Myanmar is a complex country at the geographic crossroads of India and China and the temporal crossroads of a frontier economy and a failed state. After several years of being wide-open to Western admirers, there is now a potential pivot to China.
In Pakistan, as an example, China has agreed to invest around $70 billion in infrastructure development in recent years, in Myanmar only $15 billion has been invested by China over the past three decades. In 2012 when Myanmar opened up more, it was in part to pivot towards the West, and not become dependent on China. The West eagerly pounced on the opportunity, with Hillary Clinton and President Obama, welcoming the reforms and putting Aung San Su Kyi on a very high pedestal.
The November 2015 elections initially appeared to be a milestone for Myanmar’s reform, and a legacy for the then President Thein Sein, with a sweeping win for Aung San Su Kyi’s party, but the fact that the Generals retained a key 25% block in Parliament quickly started to cast a shadow. Despite that, Billions of dollars of aid and investment flowed into the country, with dramatic impact seen in several areas. Land prices sky-rocketed, and everybody looked at putting a toe in the water.

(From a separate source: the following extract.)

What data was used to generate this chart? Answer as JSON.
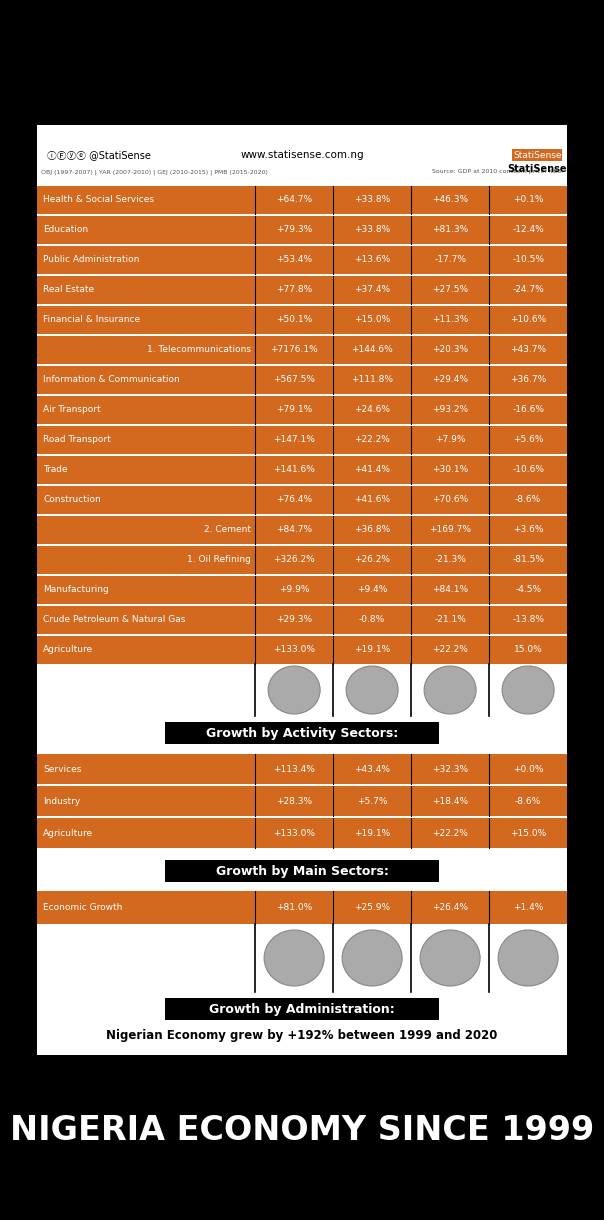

The shine came off the Golden Land very quickly in 2017 when the problems in Rakhine state illuminated more issues than the West was really keen to know. Firstly, the Military is very good at reacting swiftly and fiercely to any challenge on its borders, as it has been hardened for many years in its battles with Ethnic groups in the northern Shan states. Secondly, the ruling party has little visible power, particularly as it has to contend with the blocking 25% stake held by the Military. Thirdly, Aung San Su Kyi has disappointed many in her apparent inability to act decisively, being the politician first and Nobel Laureate and icon of hope second. Lastly, perhaps more worryingly, is the attitude of the general population themselves to the Rohingya issue.

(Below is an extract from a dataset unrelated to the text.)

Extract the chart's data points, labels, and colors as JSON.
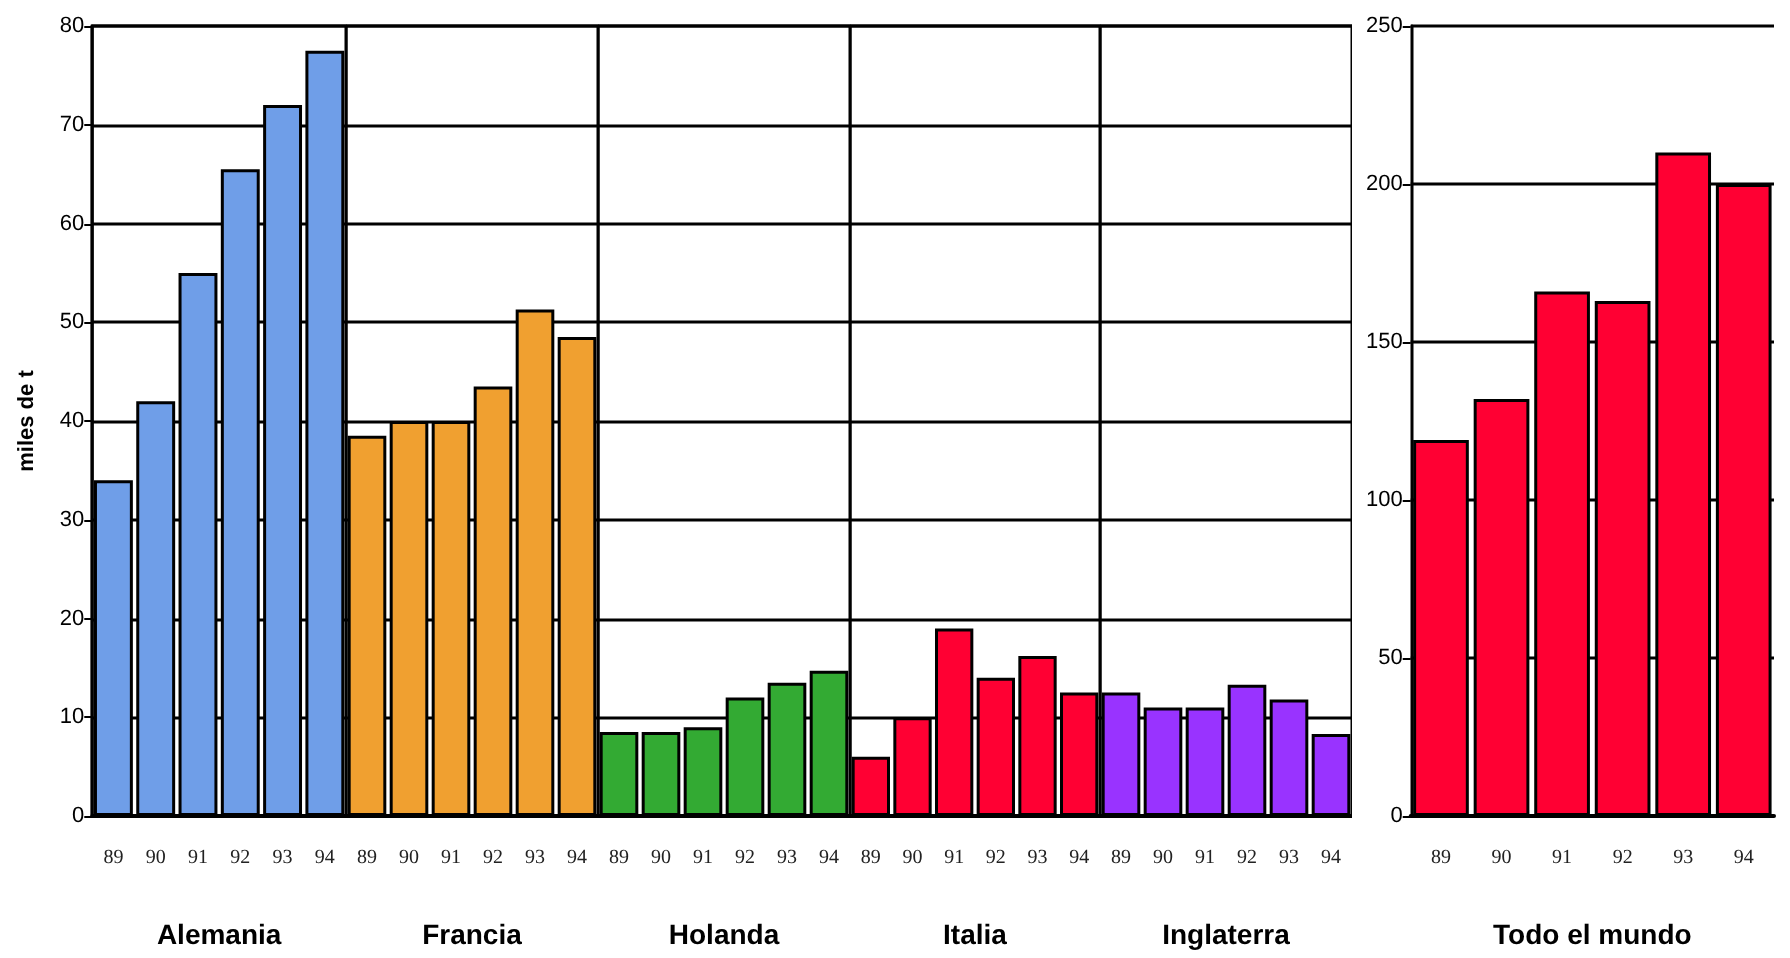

The Rohingya have little support among Myanmar’s 135 distinct ethnic groups, across the spectrum of religious, economic or educational levels. They are not valued as citizens of Myanmar. Their land sits in an important geographical area which promises access to resources for foreign investors, particularly the Chinese. They do, of course, have different religious beliefs to the majority of the predominantly Buddhist Myanmar people, but the problem is not only about religion.
The refugee crisis that is emerging as a result of the clearing of the Rohingya is possibly the worst in the world, on par with Syria. The world is unprepared. Bangladesh, the recipient of much of the recent influx, possibly numbering close to one million displaced people, is unable to cope and contain these starving and maltreated people.
The pressure on Myanmar will almost certainly increase. Its golden shine has been indelibly tarnished, and the next few years will bring domestic political change, possibly a coalition, or worst still a more pro-Military led parliament, once more, but almost certainly consigning the legacy of Aung San Su Kyi to disgrace. What this means for investors is unknown. There have been some positive improvements for Myanmar’s 60 million people, in particular, a dramatic improvement in its connectivity – now more than 80% of the population have access to a data-enabled phone. Information is more free-flowing, at least for now, for as long as the Military does not interfere too much (It controls one of the four mobile telecoms company, MPT, and is friendly to the fourth, controlled by Vietnam’s military.)

The Chinese are willing to protect Myanmar’s Generals and may become the source of financing for infrastructure development that is much needed, and which Japan and some of the multilateral agencies may be unwilling or unable to provide if targetted sanctions are re-imposed.